Meta AI’s model for bringing children’s drawings to life

“I vividly remember listening as a child to Harold and the purple pencil, the story of a boy with a magic pencil whose drawings came to life. It was something I wish I had existed as a kid, and now, all these years later, I could help make it real. noted Jesse Smith, postdoctoral researcher who works with Meta AI’s Creativity Pillar. He was part of the team that built the first AI-powered animation tool capable of automatically animating children’s drawings of human figures. The whole process only takes a few minutes.

Why do we need this?

Children’s drawings are often unique, inventive and above all abstract, prompting adults to recognize people and things in pictures differently. Humans, like a parent or teacher, would find it easy to recognize and understand what these drawings mean, but for an AI, this illegibility poses a huge challenge. For example, even a state-of-the-art artificial intelligence system, trained to spot objects in photorealistic images, can be confused by the whimsical and unique appearance of these children’s drawings.
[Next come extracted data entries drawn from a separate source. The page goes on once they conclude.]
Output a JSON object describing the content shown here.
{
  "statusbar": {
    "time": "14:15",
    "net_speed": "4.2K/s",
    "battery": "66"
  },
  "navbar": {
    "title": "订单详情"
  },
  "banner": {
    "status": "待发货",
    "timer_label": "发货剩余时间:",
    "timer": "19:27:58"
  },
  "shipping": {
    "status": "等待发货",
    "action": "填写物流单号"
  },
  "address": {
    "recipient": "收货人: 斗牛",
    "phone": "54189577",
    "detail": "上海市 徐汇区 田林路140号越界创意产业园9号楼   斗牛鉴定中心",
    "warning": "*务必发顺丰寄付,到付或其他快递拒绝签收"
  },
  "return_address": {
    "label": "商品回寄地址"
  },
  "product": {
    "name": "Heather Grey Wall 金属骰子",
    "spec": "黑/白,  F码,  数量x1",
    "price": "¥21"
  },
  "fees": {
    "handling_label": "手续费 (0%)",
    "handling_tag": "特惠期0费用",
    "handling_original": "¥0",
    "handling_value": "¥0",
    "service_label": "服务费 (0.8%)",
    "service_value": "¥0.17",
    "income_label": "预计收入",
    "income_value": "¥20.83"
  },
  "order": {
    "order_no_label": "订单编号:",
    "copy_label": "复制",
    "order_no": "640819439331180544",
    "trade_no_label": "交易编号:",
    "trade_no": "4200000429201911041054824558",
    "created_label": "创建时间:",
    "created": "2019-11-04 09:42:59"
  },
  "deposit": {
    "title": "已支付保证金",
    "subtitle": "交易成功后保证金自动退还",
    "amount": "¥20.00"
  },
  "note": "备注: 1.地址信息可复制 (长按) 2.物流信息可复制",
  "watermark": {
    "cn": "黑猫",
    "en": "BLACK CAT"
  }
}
Smith mentioned that what surprised him was how difficult it is to get a model to predict good character segmentation to enable animation. A plausible reason for this is that many typefaces are hollow drawn – meaning part or all of the body is outlined with a stroke, but the inner part remains unmarked. The inside and outside of the image have the same color and texture, and we can’t rely on them to infer which pixels belong to the character.

To this end, Meta has introduced an AI system that automatically animates children’s hand-drawn figurines and brings them to life. A user can use this system by simply uploading the images to the prototype system and then animating the image to perform tasks like dancing, jumping, jumping, etc. These animations can be downloaded and shared with loved ones.

https://www.facebook.com/watch/?v=196558752689269

Object detection for children’s drawings

First, the researchers devised mechanisms to distinguish the human figure from the background and from other figures throughout the image. To extract the human-like characters from the drawings, Meta AI researchers used the CNN-based pattern detection model – Mask R-CNN, as implemented in Detectron2. The model was then refined using ResNet-50 + FPN to predict a single class, “human figure”. About 1000 drawings were used to train the AI ​​model.

Credit: Meta AI

After identifying and extracting human figures, the next step is masking. It is the process of separating human figures from other parts of the scene that closely mirror the outlines of the figures, which would then be used to create a mesh that would eventually be distorted to produce the animation.

The researchers developed a classical image processing approach to crop the image using the predicted bounding box for each detected character. They then applied adaptive thresholding and morphological closure operations, a flood fill from the edges of the box, and assumed that the mask is the largest polygon untouched by this flood fill.

To identify the key points of the human figures, the researchers used AlphaPose, a model trained for human pose detection. Then, using the pose detector trained on the initial dataset, the researchers created an in-house tool that allows parents to upload and animate their children’s drawings.

For the final animation task, the researchers used the extracted mask to generate the mesh and texture it with the original design; they created a skeleton for the character using the intended joint locations. They took advantage of the “distorted perspective” children use to draw. The researchers then determine whether the movement is more recognizable from the front or from the side while considering the lower and upper body separately. The movement is then projected onto a single 2D plane and pilots the character. The results are then validated using perpetual user studies conducted using Mechanical Turk.

As we move on

The researchers believe that this study could help apply movements more suited to subcategories of tricks. Also, a finer analysis could be useful to increase the appeal of any animation. They also predict that an AI system could create detailed animation for a complex drawing.